O especialista: O elogio da loucura

ms02300806.jpgMais uma vez, em recente abordagem da mídia, somos obrigados a ouvir a defesa da desassistência psiquiátrica. Os argumentos estão velhos, encanecidos, mas insistentes. Quase sempre os motes são os seguintes: a loucura nada mais é do que uma forma diversa de sentir a realidade. Não é uma doença, mas, muitas vezes, uma forma de se libertar da opressão da sociedade. É produzida pela família para se livrar de seus membros inconvenientes. A loucura não deve se enquadrar no modelo médico de diagnóstico, prognóstico e tratamento.

É claro que todos estes argumentos são apresentados com cenas, ao fundo, degradantes, similares a campos de concentração ou então com os loucos e seus terapeutas com violões e percussão fazendo um som legal. É pena que isso não seja verdade e que o real esteja bem distante da mentira antimanicomial.

A loucura é a maior das tragédias de que um ser humano pode ser vítima. O delírio é um sofrimento permanente. Alguém persegue o psicótico e ele não sabe quem é, nem o motivo, e muito menos porque ele é o alvo da perseguição. Sons distorcidos e sem sentido, repentinamente transformam-se em gritos, pancadas, assobios e então se consubstanciam em vozes. Vozes que o chamam, a seguir o ofendem com palavrões e por fim dão ordens.

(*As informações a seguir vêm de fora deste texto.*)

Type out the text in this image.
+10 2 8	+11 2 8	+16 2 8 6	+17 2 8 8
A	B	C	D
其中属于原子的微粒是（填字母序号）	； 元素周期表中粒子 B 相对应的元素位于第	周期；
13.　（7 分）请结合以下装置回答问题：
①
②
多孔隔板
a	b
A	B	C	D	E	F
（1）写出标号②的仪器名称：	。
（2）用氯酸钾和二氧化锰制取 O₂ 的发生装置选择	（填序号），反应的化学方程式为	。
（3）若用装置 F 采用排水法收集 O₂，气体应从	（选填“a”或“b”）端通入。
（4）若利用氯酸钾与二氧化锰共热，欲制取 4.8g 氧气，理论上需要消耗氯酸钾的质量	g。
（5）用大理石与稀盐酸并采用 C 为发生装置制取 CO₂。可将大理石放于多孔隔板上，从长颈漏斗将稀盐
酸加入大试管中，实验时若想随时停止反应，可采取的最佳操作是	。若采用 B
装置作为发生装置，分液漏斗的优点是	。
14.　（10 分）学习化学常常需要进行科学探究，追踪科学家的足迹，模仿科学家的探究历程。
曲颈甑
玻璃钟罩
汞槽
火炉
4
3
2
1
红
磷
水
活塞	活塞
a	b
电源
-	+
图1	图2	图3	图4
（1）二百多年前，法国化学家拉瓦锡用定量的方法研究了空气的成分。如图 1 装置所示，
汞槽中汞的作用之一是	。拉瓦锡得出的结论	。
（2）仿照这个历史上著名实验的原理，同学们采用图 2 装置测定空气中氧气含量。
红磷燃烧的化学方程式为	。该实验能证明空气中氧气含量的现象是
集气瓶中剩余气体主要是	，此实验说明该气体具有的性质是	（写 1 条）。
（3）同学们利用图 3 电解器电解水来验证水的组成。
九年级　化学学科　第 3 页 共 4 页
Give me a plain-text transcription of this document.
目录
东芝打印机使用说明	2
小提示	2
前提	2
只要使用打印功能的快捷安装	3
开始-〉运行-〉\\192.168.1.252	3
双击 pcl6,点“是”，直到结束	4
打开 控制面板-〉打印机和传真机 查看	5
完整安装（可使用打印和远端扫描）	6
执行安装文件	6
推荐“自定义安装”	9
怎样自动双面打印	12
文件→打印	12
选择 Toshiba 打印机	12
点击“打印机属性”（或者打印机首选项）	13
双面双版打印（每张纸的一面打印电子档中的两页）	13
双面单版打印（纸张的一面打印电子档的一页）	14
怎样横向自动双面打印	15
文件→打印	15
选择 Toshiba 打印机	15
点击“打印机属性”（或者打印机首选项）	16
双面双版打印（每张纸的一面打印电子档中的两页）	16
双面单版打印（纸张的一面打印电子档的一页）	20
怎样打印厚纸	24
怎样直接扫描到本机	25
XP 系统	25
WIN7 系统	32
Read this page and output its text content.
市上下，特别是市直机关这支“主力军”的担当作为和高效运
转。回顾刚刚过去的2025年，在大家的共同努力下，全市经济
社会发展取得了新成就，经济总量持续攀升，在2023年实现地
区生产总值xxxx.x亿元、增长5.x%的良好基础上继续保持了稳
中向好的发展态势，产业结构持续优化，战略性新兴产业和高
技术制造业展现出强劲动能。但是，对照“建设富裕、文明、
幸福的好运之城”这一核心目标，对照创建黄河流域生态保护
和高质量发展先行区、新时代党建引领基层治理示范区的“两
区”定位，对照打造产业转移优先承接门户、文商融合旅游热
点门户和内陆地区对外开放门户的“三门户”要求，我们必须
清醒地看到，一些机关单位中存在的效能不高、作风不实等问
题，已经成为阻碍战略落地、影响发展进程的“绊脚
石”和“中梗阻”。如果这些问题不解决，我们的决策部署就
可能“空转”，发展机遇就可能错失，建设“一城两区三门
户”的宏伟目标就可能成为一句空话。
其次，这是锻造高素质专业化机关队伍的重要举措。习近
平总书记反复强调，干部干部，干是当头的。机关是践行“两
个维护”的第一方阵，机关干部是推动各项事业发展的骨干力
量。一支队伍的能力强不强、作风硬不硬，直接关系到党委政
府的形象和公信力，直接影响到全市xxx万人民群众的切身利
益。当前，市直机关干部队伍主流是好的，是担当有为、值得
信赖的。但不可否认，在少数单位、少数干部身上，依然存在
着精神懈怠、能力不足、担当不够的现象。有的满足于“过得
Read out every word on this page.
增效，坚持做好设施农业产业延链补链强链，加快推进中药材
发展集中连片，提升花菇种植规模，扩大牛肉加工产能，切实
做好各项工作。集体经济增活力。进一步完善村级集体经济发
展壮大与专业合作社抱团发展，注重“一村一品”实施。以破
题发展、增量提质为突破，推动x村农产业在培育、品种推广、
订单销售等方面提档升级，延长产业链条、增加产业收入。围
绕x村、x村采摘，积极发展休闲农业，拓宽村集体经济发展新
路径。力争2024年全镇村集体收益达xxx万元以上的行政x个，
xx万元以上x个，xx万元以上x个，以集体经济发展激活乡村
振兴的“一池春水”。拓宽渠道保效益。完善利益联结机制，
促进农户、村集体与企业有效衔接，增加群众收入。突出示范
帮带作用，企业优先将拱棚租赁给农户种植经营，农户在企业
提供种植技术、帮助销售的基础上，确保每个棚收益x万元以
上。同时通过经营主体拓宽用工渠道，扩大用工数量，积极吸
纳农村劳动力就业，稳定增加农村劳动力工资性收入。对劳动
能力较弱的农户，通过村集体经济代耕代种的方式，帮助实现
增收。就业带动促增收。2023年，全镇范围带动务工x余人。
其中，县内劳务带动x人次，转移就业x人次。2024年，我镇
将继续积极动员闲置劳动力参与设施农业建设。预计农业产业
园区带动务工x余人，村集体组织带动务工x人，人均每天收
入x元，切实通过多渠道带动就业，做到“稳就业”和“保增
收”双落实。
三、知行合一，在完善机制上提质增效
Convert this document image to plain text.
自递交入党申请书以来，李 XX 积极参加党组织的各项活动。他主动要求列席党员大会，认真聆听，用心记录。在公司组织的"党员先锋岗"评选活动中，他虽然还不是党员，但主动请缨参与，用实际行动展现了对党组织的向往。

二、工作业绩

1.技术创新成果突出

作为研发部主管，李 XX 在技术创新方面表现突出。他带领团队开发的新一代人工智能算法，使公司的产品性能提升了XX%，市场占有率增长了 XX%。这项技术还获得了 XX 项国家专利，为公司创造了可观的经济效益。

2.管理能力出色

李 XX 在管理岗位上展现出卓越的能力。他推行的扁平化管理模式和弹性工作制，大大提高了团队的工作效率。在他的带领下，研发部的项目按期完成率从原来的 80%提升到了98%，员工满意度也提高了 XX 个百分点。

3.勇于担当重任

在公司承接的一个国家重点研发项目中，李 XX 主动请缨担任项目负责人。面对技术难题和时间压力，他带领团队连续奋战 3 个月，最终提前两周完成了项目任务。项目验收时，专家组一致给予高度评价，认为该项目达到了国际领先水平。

A família perplexa, que depositava naquele rapaz ou moça as esperanças de um crescimento sadio, com o futuro pela frente, tudo a se realizar e ser conquistado, percebe que nada disso vai acontecer. O futuro foi barrado pela loucura. Não mais estudos, não mais trabalho, não mais profissão, não mais esperanças. As perspectivas do mundo melhor se acabam com a instalação do processo psicótico.

Acabou-se a vida do psicótico? Não, é claro que não, mas se acaba a qualidade de vida, a possibilidade de usufruir do mundo todas as suas nuances, a capacidade de expandir ao máximo suas potencialidades como indivíduo e como ser pensante e criativo. Não raro se acaba, também, a capacidade civil, de testar, de gerir. O que se encerrou, infelizmente foi a capacidade de se autodeterminar, de ser livre, de expressar de modo completo e cabal a sua vontade e de guiar os seus fatos conforme os seus desejos.

A loucura é uma tragédia. Aqueles que a elogiam e engrandecem ou são ingênuos, ou são insensíveis ou estúpidos, ou então dela querem se aproveitar de algum modo, caso do chamado movimento antomanicomial. Não sabem do que falam. E, se a arte dependesse da loucura para existir, morte à arte. Viva a sanidade mental!

Paulo Cesar Geraldes, médico psiquiatra, doutor em Saúde Mental e presidente do Conselho Regional de Medicina do Estado do Rio de Janeiro.